Belarus is emerging as a critical new front in the war in Europe.
Poland, Lithuania, and Latvia have all rushed thousands of troops to their borders over the past few weeks in response to Belarusian military exercises in the west of the country. Officials from NATO countries tell Semafor they are also closely monitoring the influx of Wagner mercenary forces into Belarus, following their failed June uprising in Russia, and their training of Belarusian security services. And they’re concerned about Minsk’s growing ties with Russian ally Iran.
NATO and the Baltic states are particularly worried about the security of the Suwalki Gap — a land corridor on Poland’s borders with Lithuania that divides Belarus from the Russian territory of Kaliningrad.

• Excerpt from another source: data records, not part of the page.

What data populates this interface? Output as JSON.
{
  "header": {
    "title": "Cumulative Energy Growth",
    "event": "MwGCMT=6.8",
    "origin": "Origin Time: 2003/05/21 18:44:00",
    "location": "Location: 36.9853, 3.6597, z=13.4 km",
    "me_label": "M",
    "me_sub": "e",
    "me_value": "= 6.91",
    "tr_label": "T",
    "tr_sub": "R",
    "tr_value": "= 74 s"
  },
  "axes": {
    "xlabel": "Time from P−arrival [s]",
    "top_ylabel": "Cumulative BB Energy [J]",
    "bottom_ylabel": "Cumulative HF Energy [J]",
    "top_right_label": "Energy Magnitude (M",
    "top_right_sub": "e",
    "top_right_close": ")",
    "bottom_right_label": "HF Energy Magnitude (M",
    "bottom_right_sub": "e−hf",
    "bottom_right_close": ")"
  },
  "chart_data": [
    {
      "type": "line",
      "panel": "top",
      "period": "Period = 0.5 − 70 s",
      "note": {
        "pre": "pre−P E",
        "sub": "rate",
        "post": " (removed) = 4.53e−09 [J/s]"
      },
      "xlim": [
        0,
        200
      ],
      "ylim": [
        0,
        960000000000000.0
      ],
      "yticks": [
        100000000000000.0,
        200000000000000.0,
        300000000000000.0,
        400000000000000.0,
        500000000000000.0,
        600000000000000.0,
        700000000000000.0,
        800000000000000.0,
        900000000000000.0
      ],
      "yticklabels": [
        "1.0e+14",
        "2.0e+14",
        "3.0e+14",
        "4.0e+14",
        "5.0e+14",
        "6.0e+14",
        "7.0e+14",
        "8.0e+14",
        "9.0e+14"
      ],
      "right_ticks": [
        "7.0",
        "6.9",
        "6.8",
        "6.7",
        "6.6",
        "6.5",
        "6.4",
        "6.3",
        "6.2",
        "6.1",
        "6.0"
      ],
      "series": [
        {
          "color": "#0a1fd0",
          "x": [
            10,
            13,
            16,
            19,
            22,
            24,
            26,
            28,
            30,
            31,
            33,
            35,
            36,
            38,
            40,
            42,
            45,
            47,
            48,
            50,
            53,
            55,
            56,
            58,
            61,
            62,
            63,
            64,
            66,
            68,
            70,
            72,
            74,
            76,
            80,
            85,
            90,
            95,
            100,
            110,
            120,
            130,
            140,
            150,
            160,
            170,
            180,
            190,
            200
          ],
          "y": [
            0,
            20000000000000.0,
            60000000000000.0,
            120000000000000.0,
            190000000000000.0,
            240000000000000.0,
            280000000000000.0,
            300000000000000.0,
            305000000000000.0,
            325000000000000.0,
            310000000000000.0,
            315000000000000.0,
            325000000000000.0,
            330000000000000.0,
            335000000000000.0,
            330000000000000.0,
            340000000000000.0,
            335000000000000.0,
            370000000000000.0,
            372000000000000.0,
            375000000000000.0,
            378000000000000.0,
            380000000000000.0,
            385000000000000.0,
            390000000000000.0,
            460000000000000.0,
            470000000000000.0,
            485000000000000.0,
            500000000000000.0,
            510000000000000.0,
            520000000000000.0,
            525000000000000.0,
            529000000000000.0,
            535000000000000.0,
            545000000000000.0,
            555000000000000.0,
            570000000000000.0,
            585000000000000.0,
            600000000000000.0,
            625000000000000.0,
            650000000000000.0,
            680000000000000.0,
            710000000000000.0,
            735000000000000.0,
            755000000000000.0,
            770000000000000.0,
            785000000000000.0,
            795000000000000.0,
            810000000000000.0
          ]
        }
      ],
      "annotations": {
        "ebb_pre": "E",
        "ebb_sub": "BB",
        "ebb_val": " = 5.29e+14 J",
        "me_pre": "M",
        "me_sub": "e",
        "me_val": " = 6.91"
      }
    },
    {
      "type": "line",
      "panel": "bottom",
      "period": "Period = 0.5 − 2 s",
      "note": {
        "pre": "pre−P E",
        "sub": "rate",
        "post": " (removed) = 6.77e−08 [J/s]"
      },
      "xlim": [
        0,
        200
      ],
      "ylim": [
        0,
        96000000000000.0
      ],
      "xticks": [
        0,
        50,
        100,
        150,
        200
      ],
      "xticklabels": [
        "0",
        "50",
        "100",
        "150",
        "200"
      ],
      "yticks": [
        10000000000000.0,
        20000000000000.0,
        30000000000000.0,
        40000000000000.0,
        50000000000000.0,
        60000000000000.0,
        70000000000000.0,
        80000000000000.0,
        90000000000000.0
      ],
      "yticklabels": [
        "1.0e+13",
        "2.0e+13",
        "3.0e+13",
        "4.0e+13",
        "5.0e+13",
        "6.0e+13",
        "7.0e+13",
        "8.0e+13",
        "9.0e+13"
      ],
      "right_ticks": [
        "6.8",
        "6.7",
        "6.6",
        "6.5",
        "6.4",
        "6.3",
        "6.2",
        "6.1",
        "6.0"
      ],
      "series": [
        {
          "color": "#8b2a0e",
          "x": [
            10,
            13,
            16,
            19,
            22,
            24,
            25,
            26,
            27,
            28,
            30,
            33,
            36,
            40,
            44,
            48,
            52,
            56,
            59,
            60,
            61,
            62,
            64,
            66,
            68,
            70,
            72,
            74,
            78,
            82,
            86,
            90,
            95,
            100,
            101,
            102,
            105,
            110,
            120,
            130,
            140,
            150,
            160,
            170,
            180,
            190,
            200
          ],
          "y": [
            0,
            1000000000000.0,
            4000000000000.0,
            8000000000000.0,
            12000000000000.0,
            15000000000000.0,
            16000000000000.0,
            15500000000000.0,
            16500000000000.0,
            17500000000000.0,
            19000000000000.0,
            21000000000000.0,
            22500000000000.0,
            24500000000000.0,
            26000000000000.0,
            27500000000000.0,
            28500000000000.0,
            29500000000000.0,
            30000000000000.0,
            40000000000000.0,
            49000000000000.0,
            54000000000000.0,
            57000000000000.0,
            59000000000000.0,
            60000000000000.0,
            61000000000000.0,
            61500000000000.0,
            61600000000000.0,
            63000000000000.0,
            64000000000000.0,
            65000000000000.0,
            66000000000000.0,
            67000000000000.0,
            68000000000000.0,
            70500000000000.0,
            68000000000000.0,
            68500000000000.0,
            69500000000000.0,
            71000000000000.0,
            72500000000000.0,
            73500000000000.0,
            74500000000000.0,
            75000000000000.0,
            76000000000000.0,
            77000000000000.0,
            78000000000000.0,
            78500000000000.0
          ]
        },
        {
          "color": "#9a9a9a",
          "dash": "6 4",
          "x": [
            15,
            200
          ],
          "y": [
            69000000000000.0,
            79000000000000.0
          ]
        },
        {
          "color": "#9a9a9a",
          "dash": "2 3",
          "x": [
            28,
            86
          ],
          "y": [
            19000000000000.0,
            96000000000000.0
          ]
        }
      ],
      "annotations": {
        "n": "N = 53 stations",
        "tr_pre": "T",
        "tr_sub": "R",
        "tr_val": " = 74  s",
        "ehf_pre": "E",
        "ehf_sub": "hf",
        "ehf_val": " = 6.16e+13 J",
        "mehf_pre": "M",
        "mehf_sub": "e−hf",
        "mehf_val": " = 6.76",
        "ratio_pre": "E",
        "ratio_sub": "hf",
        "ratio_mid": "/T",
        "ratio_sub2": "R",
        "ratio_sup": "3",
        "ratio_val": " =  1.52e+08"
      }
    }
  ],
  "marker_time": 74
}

The territory has been the subject of NATO’s focus for decades, but the war in Ukraine and Wagner’s growing presence in Belarus has raised the stakes. Any Russian or Russian-backed incursion could divide the three Baltic states from the rest of NATO.
NATO and Middle East governments are also tracking Belarus’s growing military partnership with Iran amid evidence the two countries are preparing to build a drone-production facility on Belarusian soil. Belarus’s defense minister met his Iranian counterpart in Tehran late last month and signed a cooperation agreement aimed at strengthening each other’s defenses. Ukrainian and Israeli intelligence believe this includes the development of a drone factory, which could drastically increase Russia’s ability to hit Ukraine with loitering munitions.
“There was contact between Iran and Belarus and a cooperation agreement on drones was signed, but the Belarusians deny it for now,” a senior Israeli official briefed on the Belarus intelligence told Semafor. “This is a very concerning development that demonstrates Iran’s determination to undermine European security.”
Belarus has played a central role in aiding Russia since Vladimir Putin invaded Ukraine last February. This has included allowing the Russian military to launch offensive operations from Belarusian soil and store arms, possibly including tactical nuclear weapons. But Minsk’s partnering with the Wagner Group and Tehran is significantly escalating the threat to Ukraine and NATO.
NATO officials estimate that 6,500 Wagner forces have moved to Belarus from Russia since June, with more potentially coming. Minsk says the Wagner mercenaries are helping to train security forces. But Polish and Ukrainian officials say some have also been deployed to Belarus’s borders, and they’re concerned that Wagner forces could begin staging sabotage operations against Poland, Lithuania, and Latvia. All three countries are providing significant military support to Ukraine.
“The adversary may focus their activities on complicating the supply of military material and technical assistance to Ukraine from partner countries,” Lieutenant General Serhiy Nayev, commander of the Joint Forces of the Ukrainian Armed Forces, told Ukrainian radio on Monday.
The building of an Iranian drone production facility in Belarus would also significantly enhance Russia’s ability to hit Ukraine. Russia has been deploying Iranian-made kamikaze drones since last fall. Many of the drones, according to U.S. and NATO officials, were ferried from Iran to Russian forces over the Caspian Sea. And Russia has started building an Iranian drone production facility in the autonomous region of Tartarstan.
But a site in Belarus would allow the Kremlin to launch kamikaze drones from another front, and drastically increase its supply. Belarusian opposition groups have reported seeing Iranian engineers visiting the city of Gomel, which is near the Ukrainian border, alongside Russian intelligence officers in recent weeks.
And Belarus is receiving support from China as well. Beijing announced on Monday that Defense Minister Li Shangfu will visit Minsk this month to strengthen Belarusian-Chinese ties.
Room for Disagreement
Belarus described its military drills near the Suwalki Gap last week as designed to build on experiences learned from “the special military operation” — the term Putin has used to describe his war in Ukraine. Belarus’ defense ministry said the training included the “use of drones as well as the close interaction of tank and motorized rifle units with units of other branches of the armed forces.” Minsk has denied Polish charges that Belarusian aircraft violated Polish airspace as part of these drills.
Belarus and Iran both heralded their defense cooperation during last month’s visit by Defense Minister General Viktor Khrenin to Tehran, though they didn’t specifically mention the construction of a drone making facility. Khrenin “emphasized the potential for direct and indirect collaboration between the defense ministries of both nations,” according to Iranian state media.